Cascade SEIRD: Forecasting the Spread of COVID-19 with Dynamic Parameters Update

Abstract

The SEIR model is widely used in simulating the spread of infectious diseases. COVID-19 virus is a very severe infectious disease. Some studies leverage the SEIR or SEIRD model to simulate the spread and estimate the number of infected and recovered people as time goes on. However, these models suffer from two key deficiencies: (i) conventional SEIRD does not update its model parameters w.r.t. time; (ii) it focuses on predicting the trend, instead of the actual number of infections in the future. In this paper, we propose a cascade SEIRD model. The model learns and updates its parameters every day. Moreover, it is able to predict the number of infection cases, recovered cases and deaths.

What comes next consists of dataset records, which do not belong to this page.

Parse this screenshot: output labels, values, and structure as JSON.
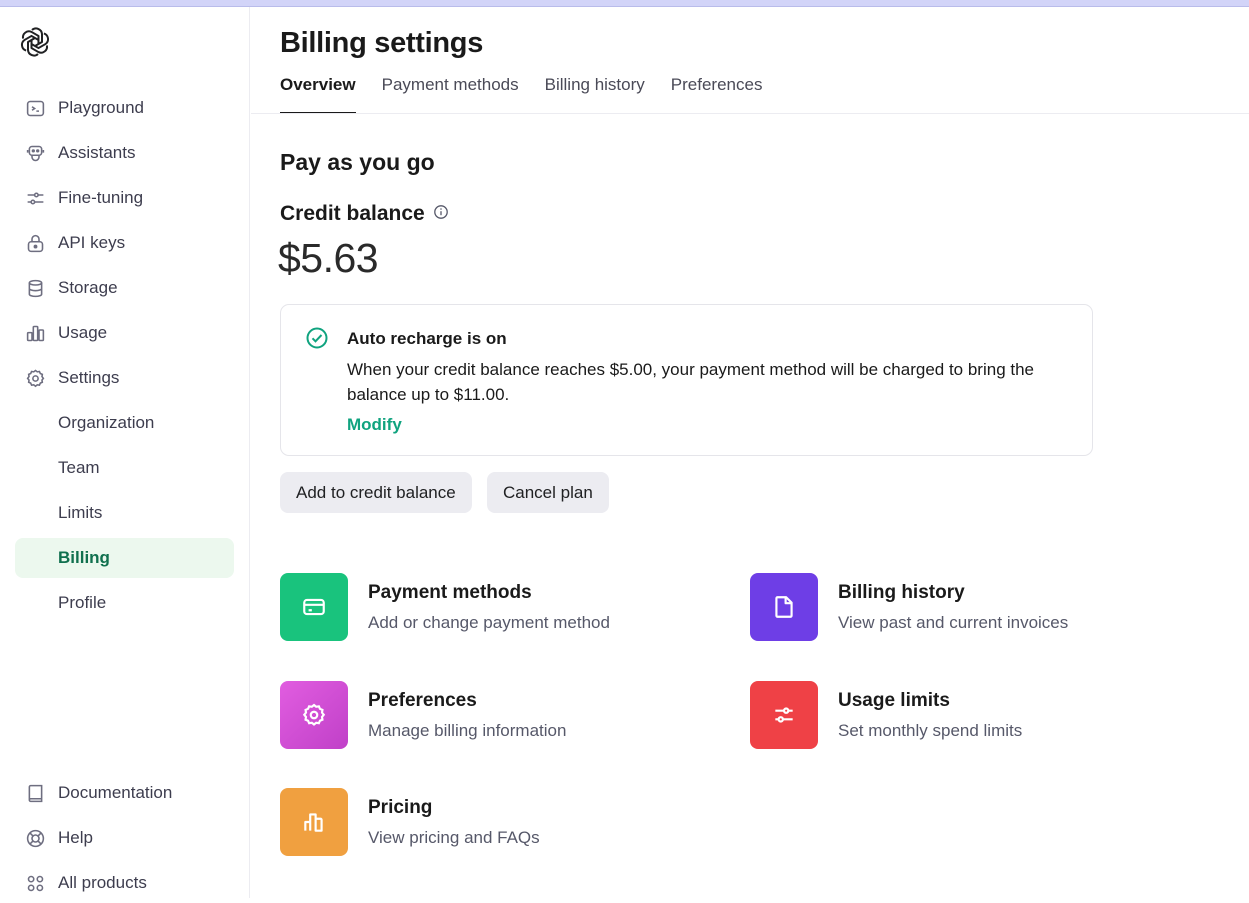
{
  "sidebar": {
    "logo_icon": "openai-logo",
    "items": [
      {
        "label": "Playground",
        "icon": "terminal-icon"
      },
      {
        "label": "Assistants",
        "icon": "robot-icon"
      },
      {
        "label": "Fine-tuning",
        "icon": "sliders-icon"
      },
      {
        "label": "API keys",
        "icon": "lock-icon"
      },
      {
        "label": "Storage",
        "icon": "database-icon"
      },
      {
        "label": "Usage",
        "icon": "bar-chart-icon"
      },
      {
        "label": "Settings",
        "icon": "gear-icon"
      }
    ],
    "sub_items": [
      {
        "label": "Organization"
      },
      {
        "label": "Team"
      },
      {
        "label": "Limits"
      },
      {
        "label": "Billing",
        "active": true
      },
      {
        "label": "Profile"
      }
    ],
    "footer_items": [
      {
        "label": "Documentation",
        "icon": "book-icon"
      },
      {
        "label": "Help",
        "icon": "lifebuoy-icon"
      },
      {
        "label": "All products",
        "icon": "grid-icon"
      }
    ]
  },
  "header": {
    "title": "Billing settings",
    "tabs": [
      {
        "label": "Overview",
        "active": true
      },
      {
        "label": "Payment methods"
      },
      {
        "label": "Billing history"
      },
      {
        "label": "Preferences"
      }
    ]
  },
  "main": {
    "section_title": "Pay as you go",
    "credit_label": "Credit balance",
    "credit_value": "$5.63",
    "recharge": {
      "title": "Auto recharge is on",
      "body": "When your credit balance reaches $5.00, your payment method will be charged to bring the balance up to $11.00.",
      "link": "Modify"
    },
    "buttons": {
      "add_credit": "Add to credit balance",
      "cancel_plan": "Cancel plan"
    },
    "tiles": [
      {
        "title": "Payment methods",
        "desc": "Add or change payment method",
        "icon": "credit-card-icon",
        "color": "#19c37d"
      },
      {
        "title": "Billing history",
        "desc": "View past and current invoices",
        "icon": "document-icon",
        "color": "#6e3ee6"
      },
      {
        "title": "Preferences",
        "desc": "Manage billing information",
        "icon": "gear-icon",
        "color": "#dc4fd0"
      },
      {
        "title": "Usage limits",
        "desc": "Set monthly spend limits",
        "icon": "sliders-icon",
        "color": "#ef4146"
      },
      {
        "title": "Pricing",
        "desc": "View pricing and FAQs",
        "icon": "bar-chart-icon",
        "color": "#f0a040"
      }
    ]
  },
  "colors": {
    "accent": "#10a37f",
    "active_nav_bg": "#ecf8ee",
    "active_nav_text": "#10704e"
  }
}
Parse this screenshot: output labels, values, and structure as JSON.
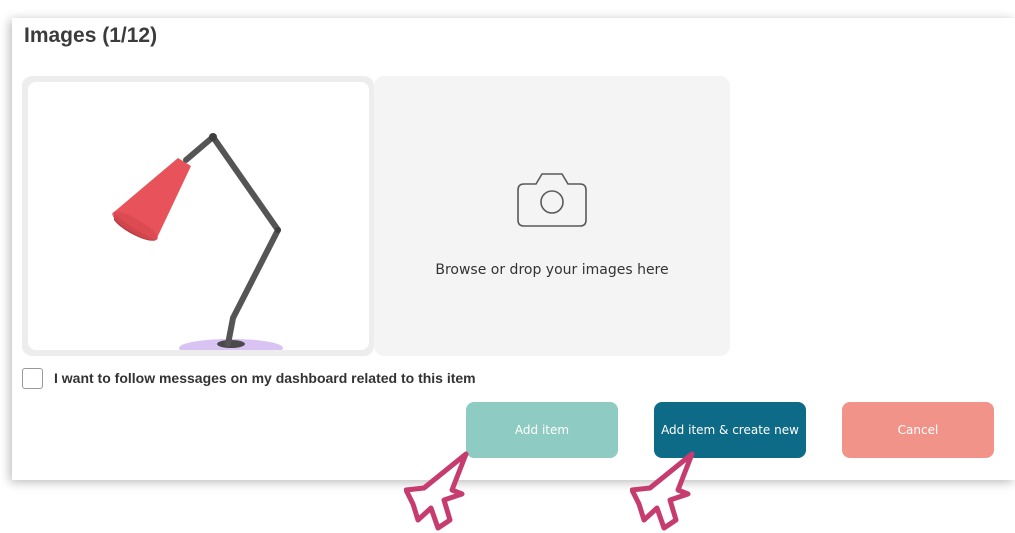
{
  "section": {
    "title": "Images (1/12)"
  },
  "images": {
    "thumbnail_icon": "desk-lamp-image",
    "dropzone_icon": "camera-icon",
    "dropzone_text": "Browse or drop your images here"
  },
  "follow": {
    "checked": false,
    "label": "I want to follow messages on my dashboard related to this item"
  },
  "actions": {
    "add_label": "Add item",
    "add_new_label": "Add item & create new",
    "cancel_label": "Cancel"
  },
  "colors": {
    "add": "#8ecbc2",
    "add_new": "#0e6b88",
    "cancel": "#f2938a",
    "cursor_outline": "#c63c6f"
  }
}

Specifically, we leverage a machine learning like approach to dynamically estimate the parameters of infection rate, incubation rate, recovery rate and death rate, which can be updated by gradient descent algorithm. Once the nature of the parameters w.r.t. time is determined, ARIMA model is adopted to characterize the dynamics of the parameters and predict their future changes. To validate the effectiveness of the proposed cascade SEIRD model, we conduct experiments on five data sets of different scales of regions (China, Hubei, Wuhan, Shenzhen, US). Experimental results show that the proposed cascade SEIRD achieves the most accurate prediction and outperforms state-of-the-art techniques.